Broken barriers
Broken barriers
Satirical fantasy
Sometimes it is called “fantasy literature" or given some similar genre tag, and reduced to fluently written, at times highly accomplished but never particularly challenging books. In the process, one tends to forget that “fantasy" literature, if one defines the word in a non-market sense, would also include fiction of the most challenging sort: Jonathan Swift, Nikolai Gogol, George Orwell, Lewis Carroll, among others.
The American writer Kris Saknussemm is one of the few who restore to successful “genre fiction"—whether fantasy or sci-fi—the hard edge of art.
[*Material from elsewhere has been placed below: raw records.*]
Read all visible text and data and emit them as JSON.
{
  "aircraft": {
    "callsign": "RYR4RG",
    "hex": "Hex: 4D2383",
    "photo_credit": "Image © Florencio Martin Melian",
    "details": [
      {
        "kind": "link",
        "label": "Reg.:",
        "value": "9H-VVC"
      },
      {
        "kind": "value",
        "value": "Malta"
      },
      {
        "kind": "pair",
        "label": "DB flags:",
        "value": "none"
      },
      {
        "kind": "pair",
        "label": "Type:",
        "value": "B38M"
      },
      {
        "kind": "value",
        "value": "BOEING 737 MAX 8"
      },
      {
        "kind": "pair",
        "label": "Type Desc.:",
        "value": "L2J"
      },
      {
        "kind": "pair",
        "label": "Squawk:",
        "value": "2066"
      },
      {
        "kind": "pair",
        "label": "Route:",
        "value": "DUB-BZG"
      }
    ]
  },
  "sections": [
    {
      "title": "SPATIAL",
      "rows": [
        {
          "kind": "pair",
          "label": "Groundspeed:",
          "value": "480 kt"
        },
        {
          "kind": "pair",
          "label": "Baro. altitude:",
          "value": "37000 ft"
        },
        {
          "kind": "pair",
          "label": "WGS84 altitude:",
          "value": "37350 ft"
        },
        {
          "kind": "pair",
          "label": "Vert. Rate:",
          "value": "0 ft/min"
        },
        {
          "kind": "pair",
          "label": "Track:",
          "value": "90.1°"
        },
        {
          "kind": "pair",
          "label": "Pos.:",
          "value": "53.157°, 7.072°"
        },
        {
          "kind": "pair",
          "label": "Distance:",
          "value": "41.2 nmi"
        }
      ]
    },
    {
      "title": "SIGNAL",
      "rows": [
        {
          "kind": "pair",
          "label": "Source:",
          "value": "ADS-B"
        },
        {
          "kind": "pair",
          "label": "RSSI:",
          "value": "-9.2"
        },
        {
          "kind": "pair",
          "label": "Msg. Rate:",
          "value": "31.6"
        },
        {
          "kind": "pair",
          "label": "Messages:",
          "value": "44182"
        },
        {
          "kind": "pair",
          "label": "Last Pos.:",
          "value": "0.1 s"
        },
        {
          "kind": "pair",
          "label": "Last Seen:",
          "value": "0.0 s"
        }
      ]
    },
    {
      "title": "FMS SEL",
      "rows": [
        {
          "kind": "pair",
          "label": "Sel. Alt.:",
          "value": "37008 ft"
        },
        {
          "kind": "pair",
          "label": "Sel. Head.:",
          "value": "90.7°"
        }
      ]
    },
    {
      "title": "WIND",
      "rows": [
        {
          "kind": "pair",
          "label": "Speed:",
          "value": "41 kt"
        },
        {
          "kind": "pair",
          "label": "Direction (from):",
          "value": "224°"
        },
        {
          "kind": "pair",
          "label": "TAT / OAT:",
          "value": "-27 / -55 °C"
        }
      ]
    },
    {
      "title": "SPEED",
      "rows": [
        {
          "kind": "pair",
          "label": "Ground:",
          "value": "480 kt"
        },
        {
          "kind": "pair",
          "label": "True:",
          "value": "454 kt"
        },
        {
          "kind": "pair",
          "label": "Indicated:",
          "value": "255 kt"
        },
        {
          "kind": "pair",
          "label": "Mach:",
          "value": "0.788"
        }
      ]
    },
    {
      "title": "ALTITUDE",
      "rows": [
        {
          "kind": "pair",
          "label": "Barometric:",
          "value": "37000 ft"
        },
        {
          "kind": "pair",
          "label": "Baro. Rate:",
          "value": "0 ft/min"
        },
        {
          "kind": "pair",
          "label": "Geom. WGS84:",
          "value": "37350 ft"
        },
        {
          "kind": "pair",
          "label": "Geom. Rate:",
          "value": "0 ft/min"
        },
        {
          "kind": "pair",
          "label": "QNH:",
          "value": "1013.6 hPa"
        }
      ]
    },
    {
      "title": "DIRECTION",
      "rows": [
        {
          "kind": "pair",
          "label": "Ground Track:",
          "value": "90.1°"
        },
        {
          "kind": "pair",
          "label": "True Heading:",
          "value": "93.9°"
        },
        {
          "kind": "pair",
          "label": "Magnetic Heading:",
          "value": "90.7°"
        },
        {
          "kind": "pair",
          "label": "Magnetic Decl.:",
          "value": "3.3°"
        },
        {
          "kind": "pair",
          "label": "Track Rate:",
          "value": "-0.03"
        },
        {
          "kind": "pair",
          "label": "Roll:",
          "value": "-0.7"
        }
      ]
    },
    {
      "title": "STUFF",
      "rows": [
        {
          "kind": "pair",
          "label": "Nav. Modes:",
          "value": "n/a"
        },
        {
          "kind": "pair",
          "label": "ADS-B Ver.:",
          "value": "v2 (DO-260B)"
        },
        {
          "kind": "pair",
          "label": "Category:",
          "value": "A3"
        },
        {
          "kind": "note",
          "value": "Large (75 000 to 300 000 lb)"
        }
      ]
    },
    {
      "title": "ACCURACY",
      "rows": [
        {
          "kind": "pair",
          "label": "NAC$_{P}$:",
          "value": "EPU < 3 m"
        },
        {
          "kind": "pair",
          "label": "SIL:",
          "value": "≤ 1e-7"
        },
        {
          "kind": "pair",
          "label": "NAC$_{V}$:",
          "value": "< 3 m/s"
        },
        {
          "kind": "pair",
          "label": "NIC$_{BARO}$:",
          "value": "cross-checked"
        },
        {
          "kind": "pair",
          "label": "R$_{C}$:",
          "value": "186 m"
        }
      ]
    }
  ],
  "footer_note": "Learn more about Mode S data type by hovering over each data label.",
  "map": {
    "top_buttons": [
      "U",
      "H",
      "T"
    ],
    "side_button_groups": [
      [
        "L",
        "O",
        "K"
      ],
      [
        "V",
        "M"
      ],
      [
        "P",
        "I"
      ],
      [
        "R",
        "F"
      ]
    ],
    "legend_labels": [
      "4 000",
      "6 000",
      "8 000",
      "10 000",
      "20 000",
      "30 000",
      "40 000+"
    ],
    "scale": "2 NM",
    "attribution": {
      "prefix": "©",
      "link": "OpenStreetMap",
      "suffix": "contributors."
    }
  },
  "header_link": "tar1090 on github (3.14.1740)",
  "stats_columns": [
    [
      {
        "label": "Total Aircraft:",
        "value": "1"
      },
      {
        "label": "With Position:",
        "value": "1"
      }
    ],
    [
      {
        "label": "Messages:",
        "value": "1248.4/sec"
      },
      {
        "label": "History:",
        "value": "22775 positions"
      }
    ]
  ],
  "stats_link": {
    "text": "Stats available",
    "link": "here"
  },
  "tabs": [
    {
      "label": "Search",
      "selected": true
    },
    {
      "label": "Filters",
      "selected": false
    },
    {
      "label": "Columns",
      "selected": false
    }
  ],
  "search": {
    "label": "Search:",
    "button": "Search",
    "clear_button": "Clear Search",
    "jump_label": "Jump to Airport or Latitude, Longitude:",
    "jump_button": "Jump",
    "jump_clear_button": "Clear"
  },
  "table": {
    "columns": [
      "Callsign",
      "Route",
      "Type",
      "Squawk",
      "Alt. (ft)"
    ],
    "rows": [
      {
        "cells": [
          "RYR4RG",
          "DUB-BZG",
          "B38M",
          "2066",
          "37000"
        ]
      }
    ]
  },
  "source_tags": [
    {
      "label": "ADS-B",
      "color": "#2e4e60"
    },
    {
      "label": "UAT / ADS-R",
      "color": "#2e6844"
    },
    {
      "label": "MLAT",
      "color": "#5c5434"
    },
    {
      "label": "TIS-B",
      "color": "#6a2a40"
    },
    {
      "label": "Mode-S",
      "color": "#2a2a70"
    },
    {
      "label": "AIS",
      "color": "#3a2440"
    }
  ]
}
That is, art as a challenge and a questioning and not just entertainment and pleasure. Described by a critic as “a freaky Lewis Carroll", Saknussemm’s prequel to his acclaimed novel Zanesville will be published by Random House soon. Called Enigmatic Pilot, the new novel is part of Saknussemm’s ongoing Lodemania Testament cycle of novels. The series spans the years 1838-2050 and crosses continents in the unfolding of an alternative history of the 20th century and beyond. Conspiracies, secret societies, chess and the worship of entertainment are some of its key concerns. Western civilization is seen as a giant, out of control theme park where the slightest fad can become a full-blown religion. It is in this blending of fantasy, science fiction, literary fiction, history and socio-political satire that Saknussemm bursts out of the confines of commercially defined genre tags, while at the same time remaining highly readable. He does not hesitate to take on larger issues: for example, the question of how we define what is real in an age increasingly fixated on the virtual and the simulated.
Global English
We may decry it, but the fact remains that people from all kinds of backgrounds have started writing creatively in English. Of course, this is not altogether new: Conrad was Polish, Karen Blixen, Danish. But the numbers have definitely increased over the last century or so.
Adnan Mahmutovic was born in 1974 in northern Bosnia and moved to Sweden in 1993. He writes poetry and fiction in English. Published by the small but vigorous British house, Cinnamon Press, his first novel, Thinner than a Hair, is narrated in the convincing voice of a young Bosnian Muslim woman. Even as her country is torn by war, the deceptively simple narrative voice takes the reader on a journey across convictions, assumptions and emotions.
Twin cities
Mumbai and Karachi ought to have been twin cities, separated only by a stretch of water. But given the fact that the post-colonial middle class, whether in India or Pakistan or Nigeria, tends to know more about European nations than about neighbouring ones, we in India seldom give a thought to Karachi. I, for one, was surprised by my ignorance of Karachi on reading Rumana Husain’s Karachiwala: A Subcontinent within a City. I had not expected Karachi to contain so many different linguistic, cultural and ethnic communities: not just identifiable “Pakistani" ones such as Punjabi, Sindhi, Balochi, Makrani, among others, but also Marwari, Gujarati, Tamil, Bengali, Chinese and others. It brought to my Indian mind the image of Mumbai, which used to be Bombay, and it was then that I fully realized how fickle history has divided two cities that, in Bollywood parlance, are basically “twins".